Beyond the reputation of the Grand Rapids Goodwill, Crosby said she is also happy to be closer to Oakland County, where her son, daughter and grandchildren live. Crosby said she is working to familiarize herself with the Grand Rapids area.
“My goal is to get out in the community, to get to know Grand Rapids,” she said. “I’m looking forward to seeing Michigan through different eyes.”
Vern Saper, a member of the Goodwill Industries of Grand Rapids board of directors and a partner at Warner Norcross & Judd law firm, said the board was pleased to find someone with Crosby’s level of experience.
“She has many years of experience and service to Goodwill, which was very important to us because she really understands the mission to Goodwill. That in and of itself is a big plus as far as the board is concerned,” he said. “We’re very fortunate to have Kathy and the experience she has and the devotion she has to the mission of Goodwill itself.”
Saper said many people know about Goodwill as a store that sells second-hand merchandise, but they need to know more about the mission of helping people overcome obstacles to finding and retaining employment. Crosby will be a good fit to accomplish that goal, he said.

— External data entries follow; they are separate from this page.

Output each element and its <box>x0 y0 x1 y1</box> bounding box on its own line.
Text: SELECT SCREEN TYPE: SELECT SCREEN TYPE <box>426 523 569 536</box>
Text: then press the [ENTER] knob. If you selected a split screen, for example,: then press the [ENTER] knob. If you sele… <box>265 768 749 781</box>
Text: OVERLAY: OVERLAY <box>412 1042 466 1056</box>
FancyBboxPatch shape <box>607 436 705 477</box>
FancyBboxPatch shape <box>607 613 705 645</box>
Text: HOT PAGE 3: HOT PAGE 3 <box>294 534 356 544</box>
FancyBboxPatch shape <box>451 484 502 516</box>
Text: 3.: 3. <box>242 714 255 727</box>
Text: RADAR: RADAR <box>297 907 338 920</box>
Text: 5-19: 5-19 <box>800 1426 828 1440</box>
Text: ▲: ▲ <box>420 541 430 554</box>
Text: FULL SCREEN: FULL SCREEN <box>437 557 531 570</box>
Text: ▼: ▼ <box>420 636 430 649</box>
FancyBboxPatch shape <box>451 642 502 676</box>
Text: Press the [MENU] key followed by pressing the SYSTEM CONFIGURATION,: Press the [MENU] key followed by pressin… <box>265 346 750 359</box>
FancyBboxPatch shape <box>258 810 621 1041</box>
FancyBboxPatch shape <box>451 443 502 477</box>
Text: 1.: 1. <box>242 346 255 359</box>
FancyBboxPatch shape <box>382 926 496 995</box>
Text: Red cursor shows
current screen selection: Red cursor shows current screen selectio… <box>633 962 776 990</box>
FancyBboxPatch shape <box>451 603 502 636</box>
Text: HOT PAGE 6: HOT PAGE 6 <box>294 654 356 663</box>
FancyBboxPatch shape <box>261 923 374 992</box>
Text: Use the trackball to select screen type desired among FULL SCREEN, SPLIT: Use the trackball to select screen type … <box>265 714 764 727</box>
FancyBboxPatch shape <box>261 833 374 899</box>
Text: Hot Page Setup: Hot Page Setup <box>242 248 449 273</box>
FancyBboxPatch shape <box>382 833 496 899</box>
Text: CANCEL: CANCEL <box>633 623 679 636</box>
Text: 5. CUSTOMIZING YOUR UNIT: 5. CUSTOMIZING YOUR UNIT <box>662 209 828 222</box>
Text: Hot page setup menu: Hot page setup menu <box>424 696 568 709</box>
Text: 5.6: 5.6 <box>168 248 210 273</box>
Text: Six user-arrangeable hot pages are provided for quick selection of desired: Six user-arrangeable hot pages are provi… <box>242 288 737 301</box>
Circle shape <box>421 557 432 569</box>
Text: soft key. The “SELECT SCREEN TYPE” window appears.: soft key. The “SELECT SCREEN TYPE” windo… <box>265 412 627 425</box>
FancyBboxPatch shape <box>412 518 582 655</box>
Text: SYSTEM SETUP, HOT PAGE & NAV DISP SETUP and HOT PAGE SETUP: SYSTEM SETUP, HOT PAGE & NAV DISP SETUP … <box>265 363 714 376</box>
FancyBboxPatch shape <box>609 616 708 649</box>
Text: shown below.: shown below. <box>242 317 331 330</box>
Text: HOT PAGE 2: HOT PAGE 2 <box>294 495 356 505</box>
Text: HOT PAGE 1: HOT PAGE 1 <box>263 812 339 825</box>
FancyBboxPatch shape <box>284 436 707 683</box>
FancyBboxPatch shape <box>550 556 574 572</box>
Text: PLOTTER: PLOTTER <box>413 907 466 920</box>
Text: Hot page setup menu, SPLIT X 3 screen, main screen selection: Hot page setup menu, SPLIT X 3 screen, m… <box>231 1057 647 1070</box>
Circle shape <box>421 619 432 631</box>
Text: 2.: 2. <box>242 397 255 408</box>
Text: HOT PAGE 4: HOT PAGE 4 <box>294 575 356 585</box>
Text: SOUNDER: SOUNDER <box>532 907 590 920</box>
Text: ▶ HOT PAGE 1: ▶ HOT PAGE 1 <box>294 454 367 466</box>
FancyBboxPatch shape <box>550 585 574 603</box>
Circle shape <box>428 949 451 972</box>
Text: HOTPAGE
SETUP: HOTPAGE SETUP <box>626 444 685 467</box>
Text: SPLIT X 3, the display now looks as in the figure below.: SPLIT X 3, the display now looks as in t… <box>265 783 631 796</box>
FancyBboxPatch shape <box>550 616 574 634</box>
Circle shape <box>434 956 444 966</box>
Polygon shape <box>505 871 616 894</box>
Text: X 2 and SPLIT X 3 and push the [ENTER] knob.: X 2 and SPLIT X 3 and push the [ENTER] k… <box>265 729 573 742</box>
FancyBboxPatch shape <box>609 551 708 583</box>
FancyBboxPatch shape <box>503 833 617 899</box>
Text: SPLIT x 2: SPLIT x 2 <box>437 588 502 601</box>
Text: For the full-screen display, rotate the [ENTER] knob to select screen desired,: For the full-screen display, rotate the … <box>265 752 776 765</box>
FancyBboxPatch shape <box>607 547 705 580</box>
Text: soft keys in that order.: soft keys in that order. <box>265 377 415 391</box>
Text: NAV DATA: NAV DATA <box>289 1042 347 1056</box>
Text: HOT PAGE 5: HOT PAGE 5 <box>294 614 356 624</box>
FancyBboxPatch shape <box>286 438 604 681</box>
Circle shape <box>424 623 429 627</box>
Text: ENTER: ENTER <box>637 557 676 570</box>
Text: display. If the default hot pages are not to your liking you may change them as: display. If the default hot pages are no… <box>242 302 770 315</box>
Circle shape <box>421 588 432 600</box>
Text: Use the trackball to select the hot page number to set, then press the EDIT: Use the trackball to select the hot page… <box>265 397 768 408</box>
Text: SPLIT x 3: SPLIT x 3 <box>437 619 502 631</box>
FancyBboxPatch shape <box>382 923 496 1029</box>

“She certainly is a very personable individual; we think that she would be a very great representative of Goodwill Industries to the community as a whole,” he said. “We think that Kathy is going to be a tremendous asset in being able to educate the community on what Goodwill is doing and why we need community support.”
Crosby has shown dedication to self-improvement as well as to the organization’s mission, Saper said, as exhibited by her two master’s degrees, one in organizational leadership from Siena Heights University and an executive MBA from the R.H. Smith School of Business at the University of Maryland. Crosby also earned a bachelor’s degree in business administration from Siena Heights.
“She is certainly CEO material and we are happy that she has come to Grand Rapids, and we are able to have her as our leader,” he said. “I think we, as an agency, are going to be well served by Kathy, and I think the community as a whole will be well served by Kathy.”
When not at work, Crosby can be found in her kitchen, using old recipes to make unique dishes, such as her great-grandmother’s chili sauce. She also enjoys reading and crocheting.
Crosby said she is excited to continue her career with Goodwill in her new position.
“To be part of Goodwill is to be part of something that you know has made a difference for over 100 years.”